Pour le centenaire de la naissance de l’éditeur genevois le Cabinet d’arts graphiques du Musée d’art et d’histoire de Genève présente : « Gérald Cramer et ses artistes : Chagall, Miró, Moore. » Un splendide voyage au cœur de la création où l’amitié est toujours au rendez-vous.

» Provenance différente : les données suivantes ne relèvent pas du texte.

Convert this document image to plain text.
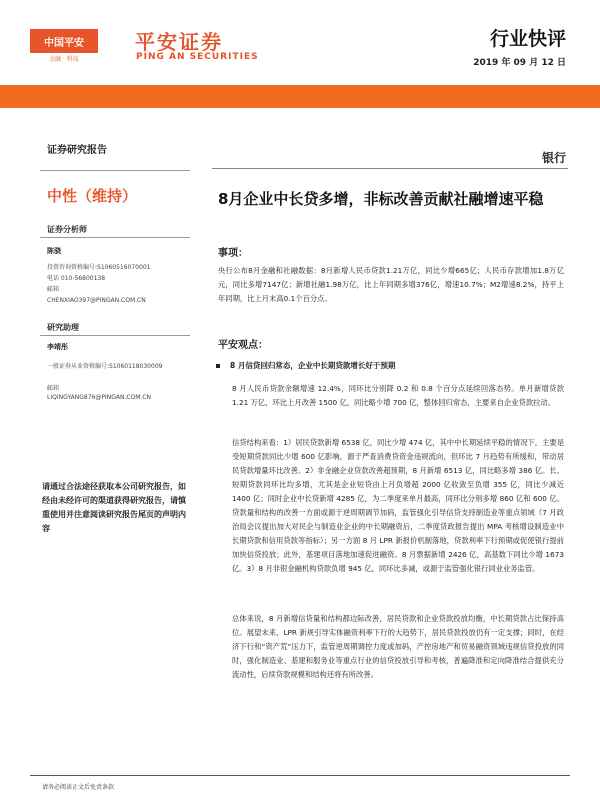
中国平安
金融 · 科技
平安证券
PING AN SECURITIES
行业快评
2019 年 09 月 12 日
证券研究报告
中性（维持）
证券分析师
陈骁
投资咨询资格编号:S1060516070001
电话 010-56800138
邮箱
CHENXIAO397@PINGAN.COM.CN
研究助理
李靖彤
一般证券从业资格编号:S1060118030009
邮箱
LIQINGYANG876@PINGAN.COM.CN
请通过合法途径获取本公司研究报告，如经由未经许可的渠道获得研究报告，请慎重使用并注意阅读研究报告尾页的声明内容
银行
8月企业中长贷多增，非标改善贡献社融增速平稳
事项：
央行公布8月金融和社融数据：8月新增人民币贷款1.21万亿，同比少增665亿；人民币存款增加1.8万亿元，同比多增7147亿；新增社融1.98万亿，比上年同期多增376亿，增速10.7%；M2增速8.2%，持平上年同期，比上月末高0.1个百分点。
平安观点：
8 月信贷回归常态，企业中长期贷款增长好于预期
8 月人民币贷款余额增速 12.4%，同环比分别降 0.2 和 0.8 个百分点延续回落态势。单月新增贷款 1.21 万亿，环比上月改善 1500 亿，同比略少增 700 亿，整体回归常态，主要来自企业贷款拉动。
信贷结构来看：1）居民贷款新增 6538 亿，同比少增 474 亿，其中中长期延续平稳的情况下，主要是受短期贷款同比少增 600 亿影响，源于严查消费贷资金违规流向，但环比 7 月趋势有所缓和，带动居民贷款增量环比改善。2）非金融企业贷款改善超预期，8 月新增 6513 亿，同比略多增 386 亿。长、短期贷款同环比均多增，尤其是企业短贷由上月负增超 2000 亿收敛至负增 355 亿，同比少减近 1400 亿；同时企业中长贷新增 4285 亿，为二季度来单月最高，同环比分别多增 860 亿和 600 亿。贷款量和结构的改善一方面或源于逆周期调节加码，监管强化引导信贷支持制造业等重点领域（7 月政治局会议提出加大对民企与制造业企业的中长期融资后，二季度货政报告提出 MPA 考核增设制造业中长期贷款和信用贷款等指标）；另一方面 8 月 LPR 新报价机制落地，贷款利率下行预期或促使银行提前加快信贷投放；此外，基建项目落地加速促进融资。8 月票据新增 2426 亿，高基数下同比少增 1673 亿。3）8 月非银金融机构贷款负增 945 亿，同环比多减，或源于监管强化银行同业业务监管。
总体来说，8 月新增信贷量和结构都边际改善，居民贷款和企业贷款投放均衡，中长期贷款占比保持高位。展望未来，LPR 新规引导实体融资利率下行的大趋势下，居民贷款投放仍有一定支撑；同时，在经济下行和“资产荒”压力下，监管逆周期调控力度或加码，产控房地产和贸易融资领域违规信贷投放的同时，强化制造业、基建和服务业等重点行业的信贷投放引导和考核，普遍降准和定向降准结合提供充分流动性，后续贷款规模和结构还将有所改善。
请务必阅读正文后免责条款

Impossible pour Gérald Cramer de travailler autrement que dans l’amitié. Le Cabinet des arts graphiques le démontre avec brio dès l’entrée de l’exposition. Sur un écran géant défile ses amis : Henri Matisse, Georges Braque, Pablo Picasso, Juan Miró, Alberto Giacometti , Paul Eluard, Marc Chagall, Henry Moore, Alexander Calder etc. On comprend tout de suite la relation intime que Cramer entretient avec ces géants du vingtième siècle. Dans la première salle, les cartes de vœux de Braque, oiseaux bleu, noir ou rouge voisinent avec un livre dédicacé par Henri Matisse, un tableau de Miró offert pour ses soixante ans, un exemplaire de « Sable mouvant » de Pierre Reverdy cadeau de Picasso. Les dix aquatintes qui illustrent celui-ci empruntent le thème du peintre et son modèle. Picasso l’a dédicacé à son ami Gérald Cramer, le 22 juillet 1967, orné d’une tête d’homme barbu. L’éditeur lui rend visite pour la première fois en 1945 rue des Grands-Augustins avec l’idée de lui acheter un tableau et une gouache sur papier. Picasso est d’accord mais il faut bien fixer un prix. Alors Pablo dit à Gérald en l’attrapant par la manche de son veston : « Qu’est-ce que ça vaut un costume comme ça en Suisse ? » Gérald répond :« deux cents francs » et Pablo de rétorquer : « alors ce sera dix costumes. » À partir de cette date, une amitié est née. Combien de fois, Gérald qui possède une maison à Grasse, se rendra à la Californie à Cannes, puis à Notre- Dame- de- Vie à Mougins chez Pablo et Jacqueline Picasso avec sa femme Ynès, leurs deux enfants Tania et Patrick, et plus tard avec les jumeaux de Tania , Eric et Henry.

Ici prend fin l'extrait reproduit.